Pollinating the Crime Scene

Criminals often escape detection because fingerprints don't stick to the smooth surfaces of bullet cartridges. So a team of scientists at five British universities has tried applying tiny "nanotags" to the cartridges. These latch on to the shooter's hands and don't easily wash off. So cops can match the tags on the cartridge with those on the perp's hand. The tags are made with one of nature's most effective adhesives: pollen. It's mixed with fine metals to give each tag a unique signature.

How Dachshunds May Show Us the Light

The noble wiener dog may offer new hope for blind people—and not by serving as a guide. An international team of scientists, writing in Genome Research, says it has found a gene mutation in the standard wirehaired dachshund that is responsible for one type of inherited blindness in that breed. Now breeders may be able to eradicate the mutation. But more important, knowing the genetics could lead to a treatment for humans, who sometimes suffer from the same condition. In dogs and people, it's linked with diseases known as cone-rod dystrophies (CRDs), which destroy the light-processing cells in the retina, robbing victims of the ability to see bright light.$tx

Soy Vey! The Trouble with Tofu

A new study may cast a shadow over soy's reputation as the ultimate health food. Scientists at North Carolina State University discovered that two compounds in soy can cause changes in the structure of female rats' brains that, they believe, can cause early-onset puberty and menopause.

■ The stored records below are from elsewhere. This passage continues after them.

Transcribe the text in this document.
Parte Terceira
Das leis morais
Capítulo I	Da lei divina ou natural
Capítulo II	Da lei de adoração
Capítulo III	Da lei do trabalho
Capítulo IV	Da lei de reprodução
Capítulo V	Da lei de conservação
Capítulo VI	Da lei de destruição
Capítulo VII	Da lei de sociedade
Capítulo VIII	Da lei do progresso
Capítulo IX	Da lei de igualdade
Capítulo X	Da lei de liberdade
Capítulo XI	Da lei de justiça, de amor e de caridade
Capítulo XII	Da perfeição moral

Doctors have long understood that soy contains natural estrogens, which may not be great for growing boys. In this study, the researchers injected newborn female rats with quantities of soy proportionate to what's found in normal servings of soy-based baby formula. They then observed the brain throughout the rodents' lives and discovered changes in the region of the hypothalamus that regulates puberty and ovulation.

Viagra and Brain Tumors

Neurologists at Cedars-Sinai Medical Center in Los Angeles discovered that pairing chemotherapy with Viagra improved the chemo's ability to reach brain tumors in rats. Animals that got both drugs had smaller tumors and lived longer than rats that got chemo alone. Makes sense. Erectile dysfunction drugs work by increasing blood flow to the penis. The same process seems to speed life-saving medicines to the brain.